# ETL Pipeline with Python and Google BigQuery

This notebook demonstrates a complete ETL process (Extract–Transform–Load) using Python, pandas, and Google BigQuery.  
It shows how to authenticate with Google Cloud, process a dataset, load it into a BigQuery table, and validate the result using SQL.

---


In [7]:
# ============================================================
# 1. INITIAL SETUP
# ============================================================

import os
import pandas as pd
from google.cloud import bigquery
from google.auth import load_credentials_from_file

# Path to credentials
creds_path = os.path.join("credentials", "service_account.json")

if not os.path.isfile(creds_path):
    raise FileNotFoundError(
        f"Credentials file not found at:\n{creds_path}"
    )

# Google Cloud project
project_id = "eloquent-hangar-474417-t1"

# Initialize BigQuery client
creds, _ = load_credentials_from_file(creds_path)
client = bigquery.Client(credentials=creds, project=project_id)

print("BigQuery client successfully initialized.")

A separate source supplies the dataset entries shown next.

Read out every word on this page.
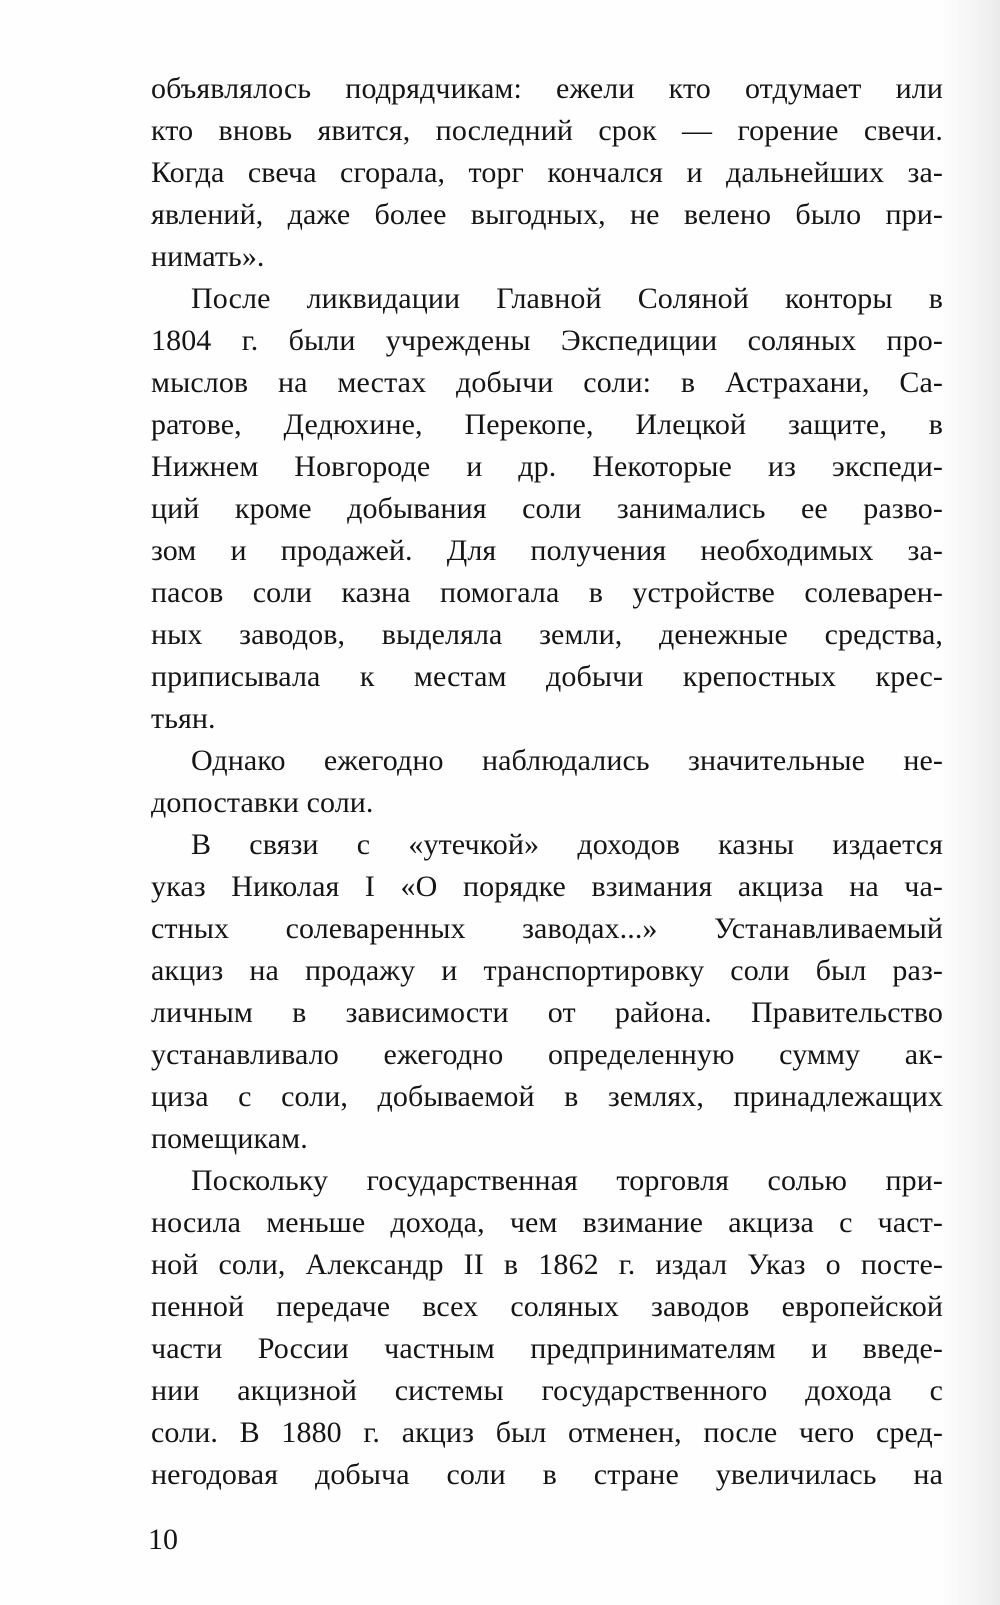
объявлялось подрядчикам: ежели кто отдумает или
кто вновь явится, последний срок — горение свечи.
Когда свеча сгорала, торг кончался и дальнейших за-
явлений, даже более выгодных, не велено было при-
нимать».
После ликвидации Главной Соляной конторы в
1804 г. были учреждены Экспедиции соляных про-
мыслов на местах добычи соли: в Астрахани, Са-
ратове, Дедюхине, Перекопе, Илецкой защите, в
Нижнем Новгороде и др. Некоторые из экспеди-
ций кроме добывания соли занимались ее разво-
зом и продажей. Для получения необходимых за-
пасов соли казна помогала в устройстве солеварен-
ных заводов, выделяла земли, денежные средства,
приписывала к местам добычи крепостных крес-
тьян.
Однако ежегодно наблюдались значительные не-
допоставки соли.
В связи с «утечкой» доходов казны издается
указ Николая I «О порядке взимания акциза на ча-
стных солеваренных заводах...» Устанавливаемый
акциз на продажу и транспортировку соли был раз-
личным в зависимости от района. Правительство
устанавливало ежегодно определенную сумму ак-
циза с соли, добываемой в землях, принадлежащих
помещикам.
Поскольку государственная торговля солью при-
носила меньше дохода, чем взимание акциза с част-
ной соли, Александр II в 1862 г. издал Указ о посте-
пенной передаче всех соляных заводов европейской
части России частным предпринимателям и введе-
нии акцизной системы государственного дохода с
соли. В 1880 г. акциз был отменен, после чего сред-
негодовая добыча соли в стране увеличилась на
10
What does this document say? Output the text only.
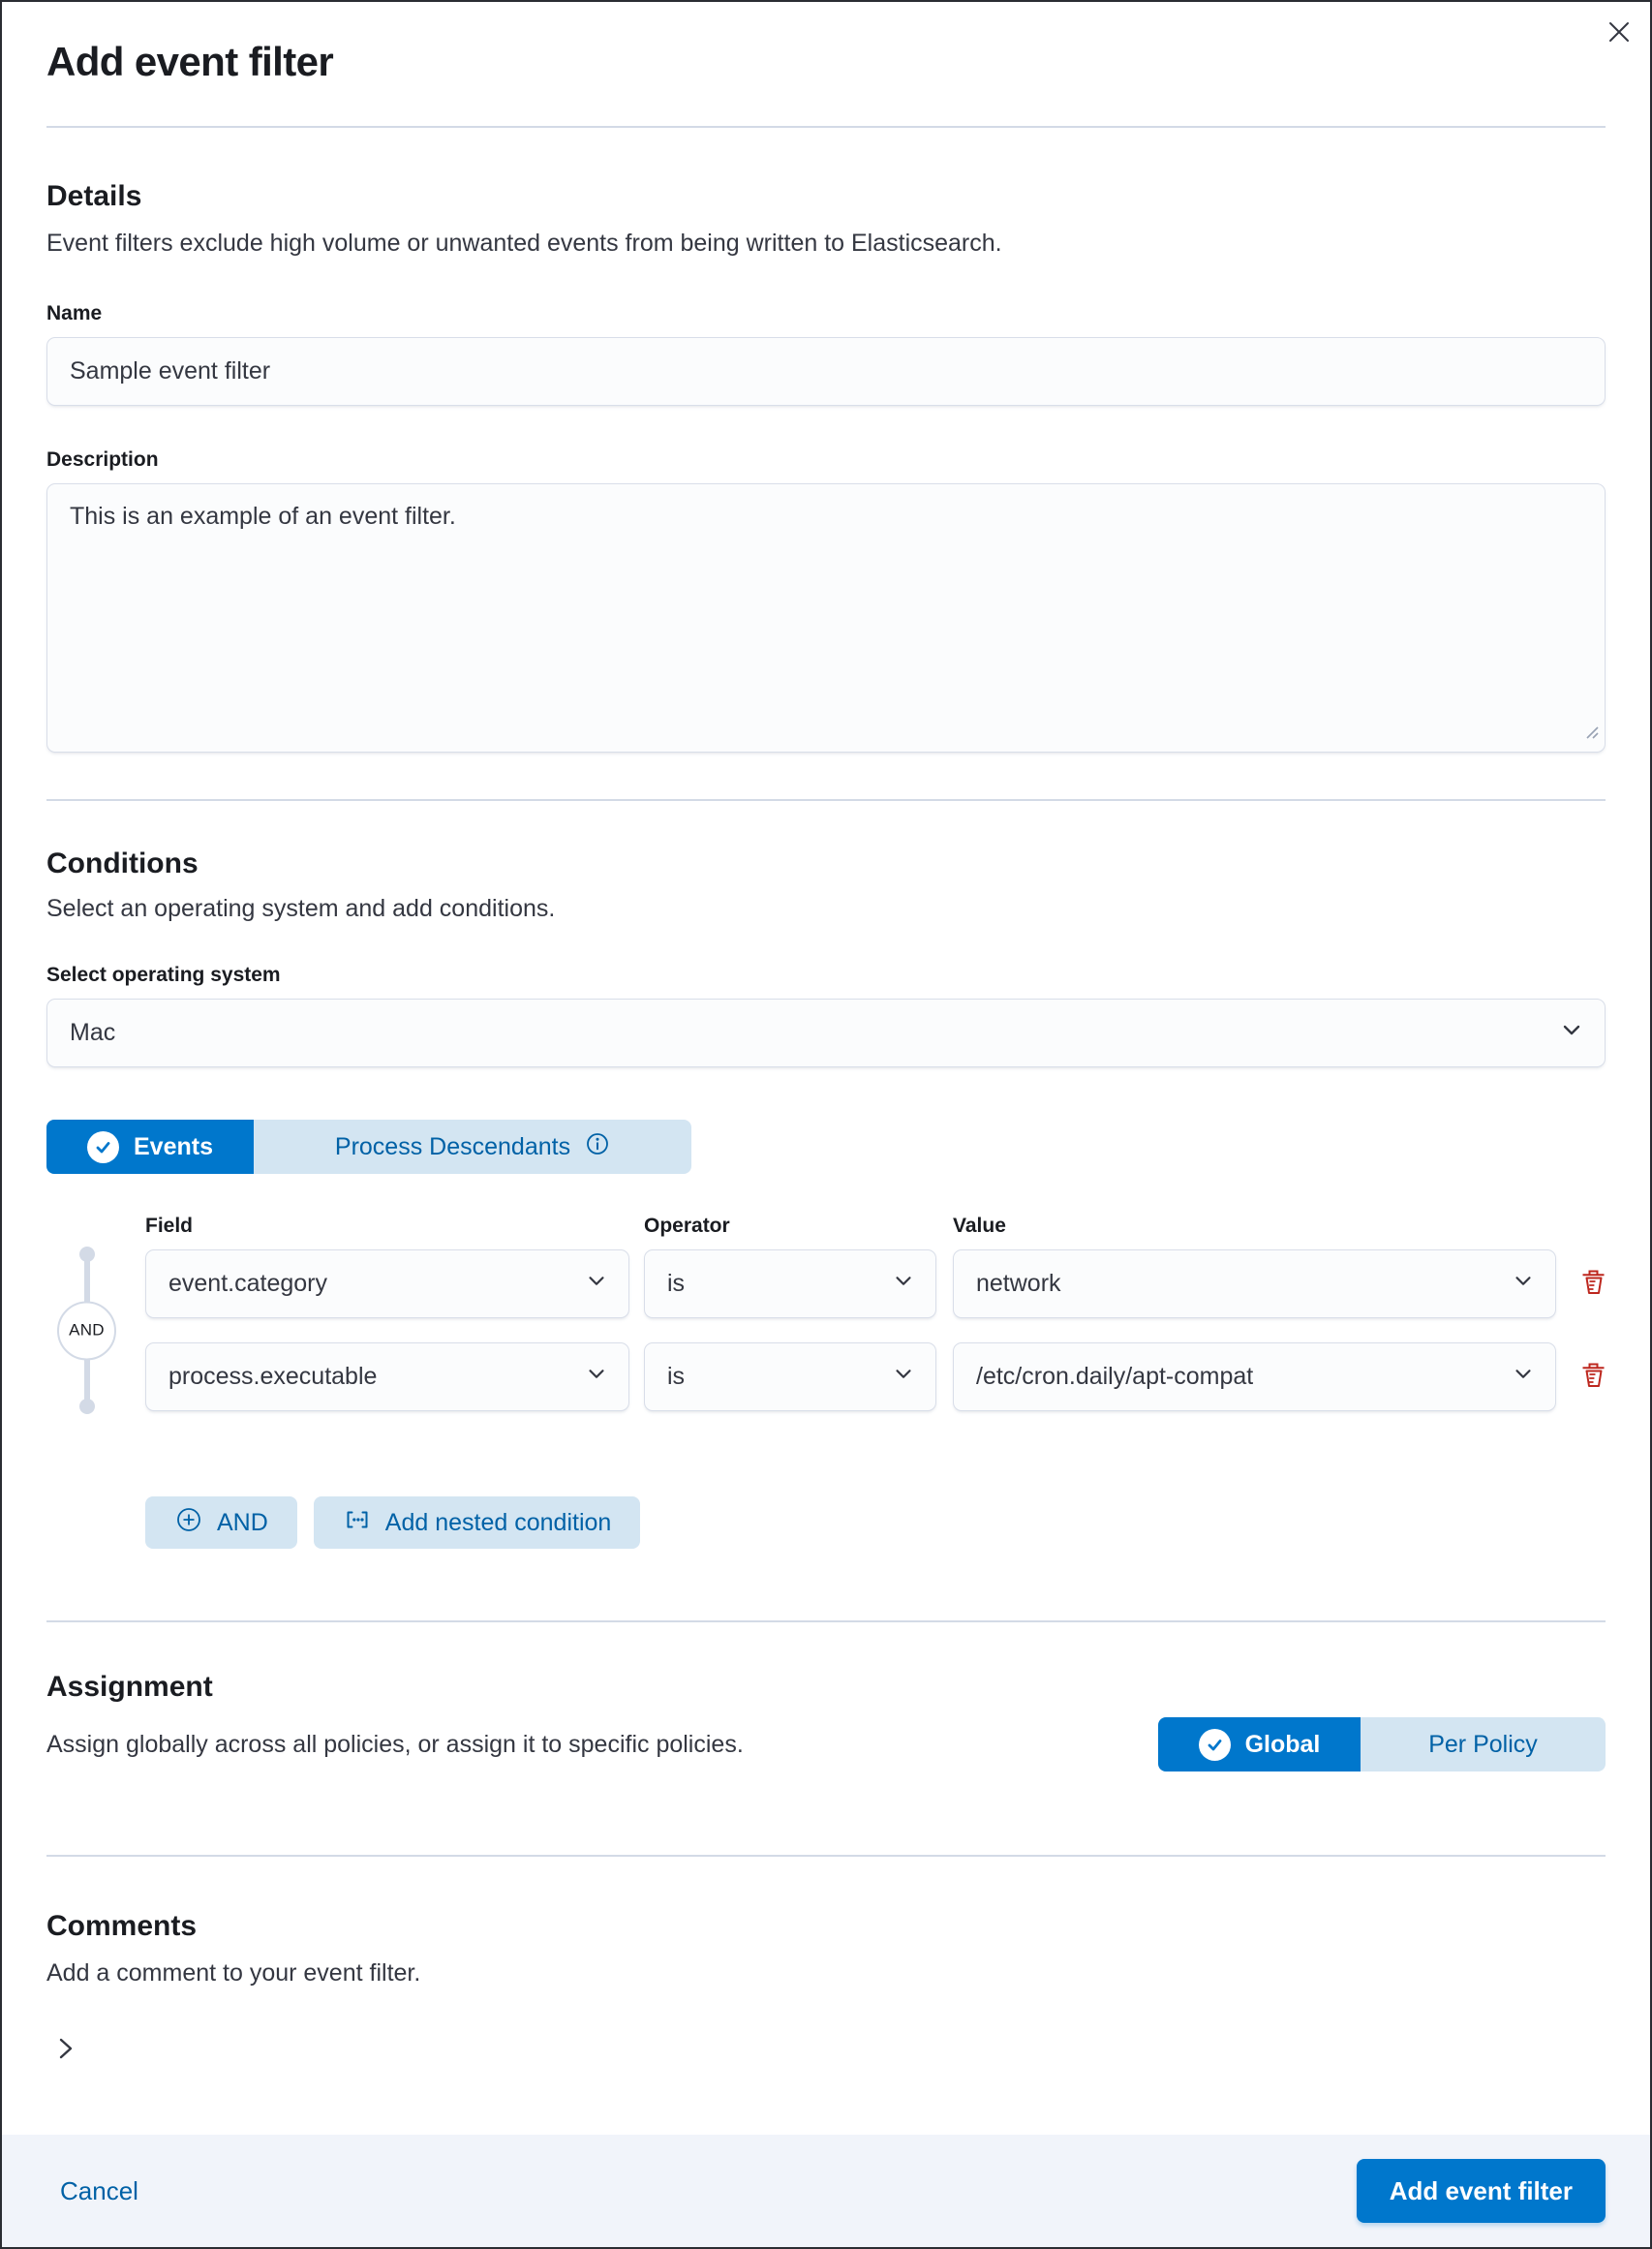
Add event filter
Details

Event filters exclude high volume or unwanted events from being written to Elasticsearch.

Name
Sample event filter
Description
This is an example of an event filter.
Conditions

Select an operating system and add conditions.

Select operating system
Mac
Events	Process Descendants
Field	Operator	Value
AND
event.category	is	network
process.executable	is	/etc/cron.daily/apt-compat
AND	Add nested condition
Assignment

Assign globally across all policies, or assign it to specific policies.	Global	Per Policy
Comments

Add a comment to your event filter.

Cancel	Add event filter
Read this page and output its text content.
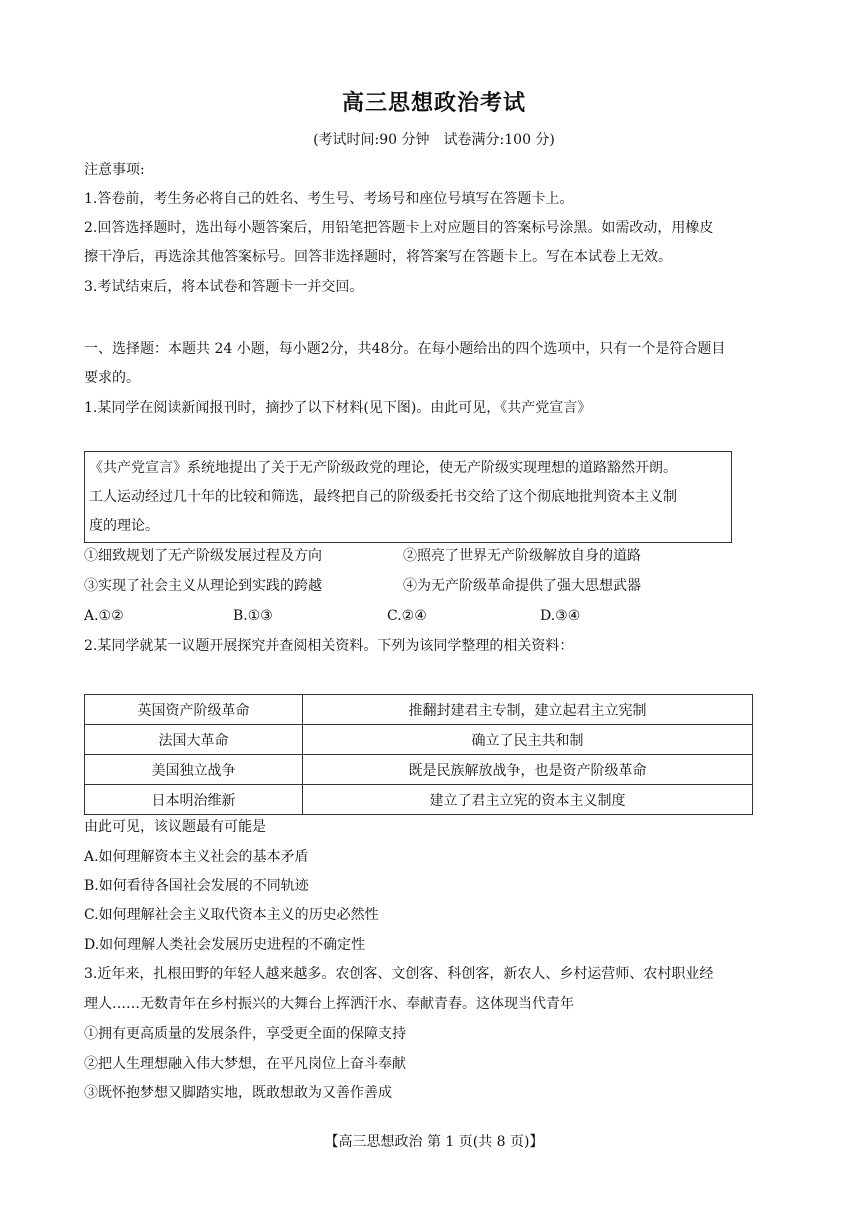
高三思想政治考试
(考试时间:90 分钟　试卷满分:100 分)
注意事项:
1.答卷前，考生务必将自己的姓名、考生号、考场号和座位号填写在答题卡上。
2.回答选择题时，选出每小题答案后，用铅笔把答题卡上对应题目的答案标号涂黑。如需改动，用橡皮
擦干净后，再选涂其他答案标号。回答非选择题时，将答案写在答题卡上。写在本试卷上无效。
3.考试结束后，将本试卷和答题卡一并交回。
一、选择题：本题共 24 小题，每小题2分，共48分。在每小题给出的四个选项中，只有一个是符合题目
要求的。
1.某同学在阅读新闻报刊时，摘抄了以下材料(见下图)。由此可见，《共产党宣言》
《共产党宣言》系统地提出了关于无产阶级政党的理论，使无产阶级实现理想的道路豁然开朗。
工人运动经过几十年的比较和筛选，最终把自己的阶级委托书交给了这个彻底地批判资本主义制
度的理论。
①细致规划了无产阶级发展过程及方向	②照亮了世界无产阶级解放自身的道路
③实现了社会主义从理论到实践的跨越	④为无产阶级革命提供了强大思想武器
A.①②	B.①③	C.②④	D.③④
2.某同学就某一议题开展探究并查阅相关资料。下列为该同学整理的相关资料：
英国资产阶级革命	推翻封建君主专制，建立起君主立宪制
法国大革命	确立了民主共和制
美国独立战争	既是民族解放战争，也是资产阶级革命
日本明治维新	建立了君主立宪的资本主义制度
由此可见，该议题最有可能是
A.如何理解资本主义社会的基本矛盾
B.如何看待各国社会发展的不同轨迹
C.如何理解社会主义取代资本主义的历史必然性
D.如何理解人类社会发展历史进程的不确定性
3.近年来，扎根田野的年轻人越来越多。农创客、文创客、科创客，新农人、乡村运营师、农村职业经
理人……无数青年在乡村振兴的大舞台上挥洒汗水、奉献青春。这体现当代青年
①拥有更高质量的发展条件，享受更全面的保障支持
②把人生理想融入伟大梦想，在平凡岗位上奋斗奉献
③既怀抱梦想又脚踏实地，既敢想敢为又善作善成
【高三思想政治 第 1 页(共 8 页)】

BigQuery client successfully initialized.


In [8]:
# ============================================================
# 2. EXTRACT — Load dataset from remote repository
# ============================================================

url = "https://raw.githubusercontent.com/mwaskom/seaborn-data/master/iris.csv"

df_raw = pd.read_csv(url)

print("Rows / Columns:", df_raw.shape)
df_raw.head()


Rows / Columns: (150, 5)


Unnamed: 0,sepal_length,sepal_width,petal_length,petal_width,species
0,5.1,3.5,1.4,0.2,setosa
1,4.9,3.0,1.4,0.2,setosa
2,4.7,3.2,1.3,0.2,setosa
3,4.6,3.1,1.5,0.2,setosa
4,5.0,3.6,1.4,0.2,setosa


In [9]:
# ============================================================
# 3. TRANSFORM — Clean and aggregate data
# ============================================================

df_transformed = df_raw.groupby("species", as_index=False).mean()

df_transformed


Unnamed: 0,species,sepal_length,sepal_width,petal_length,petal_width
0,setosa,5.006,3.428,1.462,0.246
1,versicolor,5.936,2.77,4.26,1.326
2,virginica,6.588,2.974,5.552,2.026


In [10]:
# ============================================================
# 4. LOAD — Upload transformed data to BigQuery
# ============================================================

dataset_id = "demo_dataset"
table_id = "iris_summary"

table_ref = f"{project_id}.{dataset_id}.{table_id}"

# Load to BigQuery
job = client.load_table_from_dataframe(df_transformed, table_ref)
job.result()

print(f"Table loaded successfully: {table_ref}")




Table loaded successfully: eloquent-hangar-474417-t1.demo_dataset.iris_summary


In [11]:
# ============================================================
# 5. VALIDATION — Query table from BigQuery
# ============================================================

query = f"SELECT * FROM `{table_ref}` LIMIT 10"
df_check = client.query(query).to_dataframe()

df_check




Unnamed: 0,species,sepal_length,sepal_width,petal_length,petal_width
0,setosa,5.006,3.428,1.462,0.246
1,versicolor,5.936,2.77,4.26,1.326
2,virginica,6.588,2.974,5.552,2.026
3,setosa,5.006,3.428,1.462,0.246
4,versicolor,5.936,2.77,4.26,1.326
5,virginica,6.588,2.974,5.552,2.026
6,setosa,5.006,3.428,1.462,0.246
7,setosa,5.006,3.428,1.462,0.246
8,setosa,5.006,3.428,1.462,0.246
9,setosa,5.006,3.428,1.462,0.246


# Conclusion

The ETL pipeline ran successfully:

- **Extract:** loaded a remote public dataset  
- **Transform:** aggregated data using pandas  
- **Load:** uploaded processed data into BigQuery  
- **Validate:** executed SQL query to verify stored data  

This notebook represents a clean, functional example of integrating Python with Google BigQuery for real ETL workflows.